Aucune réponse à la crise du coronavirus ne peut négliger l’impératif qui commande de veiller, pour chaque mesure prise au nom de l’Agenda 2030, à ne pas nuire aux autres objectifs, résumé par la formule « Do no harm ». Car les ODD et la pandémie sont indissolublement liés. Il n’est pas possible de dissocier les solutions apportées. Si on investit davantage dans le secteur de la santé, il faut aussitôt compenser par des efforts équivalents en ce qui concerne la pauvreté, la faim, le travail, l’éducation et l’égalité entre les femmes et les hommes. La politique et la société civile doivent être attentives au maintien de ce fragile équilibre entre les différents ODD et rendre visibles ces liens d’interdépendance. Sans cela, les risques de malnutrition, d’échec scolaire et de lacunes de formation, de pauvreté et de chômage ne feront qu’augmenter.

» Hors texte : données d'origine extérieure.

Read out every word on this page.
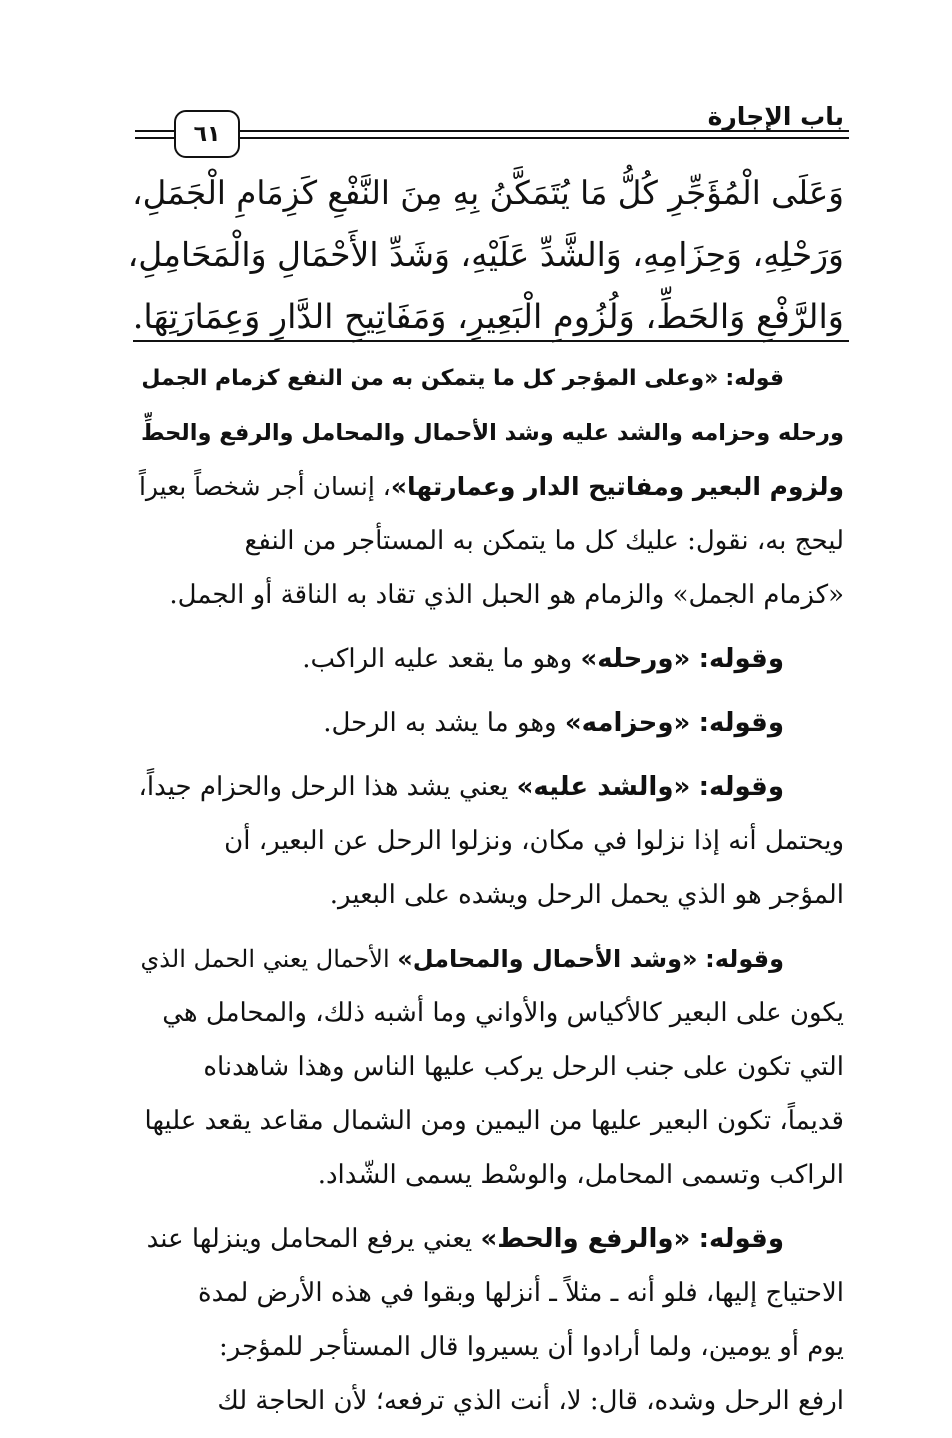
باب الإجارة
٦١
وَعَلَى الْمُؤَجِّرِ كُلُّ مَا يُتَمَكَّنُ بِهِ مِنَ النَّفْعِ كَزِمَامِ الْجَمَلِ،
وَرَحْلِهِ، وَحِزَامِهِ، وَالشَّدِّ عَلَيْهِ، وَشَدِّ الأَحْمَالِ وَالْمَحَامِلِ،
وَالرَّفْعِ وَالحَطِّ، وَلُزُومِ الْبَعِيرِ، وَمَفَاتِيحِ الدَّارِ وَعِمَارَتِهَا.
قوله: «وعلى المؤجر كل ما يتمكن به من النفع كزمام الجمل
ورحله وحزامه والشد عليه وشد الأحمال والمحامل والرفع والحطِّ
ولزوم البعير ومفاتيح الدار وعمارتها»، إنسان أجر شخصاً بعيراً
ليحج به، نقول: عليك كل ما يتمكن به المستأجر من النفع
«كزمام الجمل» والزمام هو الحبل الذي تقاد به الناقة أو الجمل.
وقوله: «ورحله» وهو ما يقعد عليه الراكب.
وقوله: «وحزامه» وهو ما يشد به الرحل.
وقوله: «والشد عليه» يعني يشد هذا الرحل والحزام جيداً،
ويحتمل أنه إذا نزلوا في مكان، ونزلوا الرحل عن البعير، أن
المؤجر هو الذي يحمل الرحل ويشده على البعير.
وقوله: «وشد الأحمال والمحامل» الأحمال يعني الحمل الذي
يكون على البعير كالأكياس والأواني وما أشبه ذلك، والمحامل هي
التي تكون على جنب الرحل يركب عليها الناس وهذا شاهدناه
قديماً، تكون البعير عليها من اليمين ومن الشمال مقاعد يقعد عليها
الراكب وتسمى المحامل، والوسْط يسمى الشّداد.
وقوله: «والرفع والحط» يعني يرفع المحامل وينزلها عند
الاحتياج إليها، فلو أنه ـ مثلاً ـ أنزلها وبقوا في هذه الأرض لمدة
يوم أو يومين، ولما أرادوا أن يسيروا قال المستأجر للمؤجر:
ارفع الرحل وشده، قال: لا، أنت الذي ترفعه؛ لأن الحاجة لك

Il faut aussi reconnaître que les ODD interagissent avec les autres décisions politiques et juridiques, selon qu’ils sont concrétisés à l’échelon local, régional et international. Enfin, cette mise en œuvre doit être plus étroitement encadrée par le système des droits humains.

Pour résumer, on peut dire qu’il s’agit là d’une question de gouvernance : les ressources doivent être utilisées de manière à ce que les effets qui en découlent pour tous les ODD apparentés soient positifs et qu’il en résulte des synergies. Les mesures visant à maintenir l’ouverture des écoles et à fournir une prise en charge parascolaire gratuite et des repas aux élèves ont ainsi des effets sur l’ODD 4 (accès à une éducation de qualité), mais aussi sur l’ODD 1 (élimination de la pauvreté), l’ODD 2 (élimination de la faim), l’ODD 5 (égalité des sexes) et l’ODD 8 (croissance économique soutenable).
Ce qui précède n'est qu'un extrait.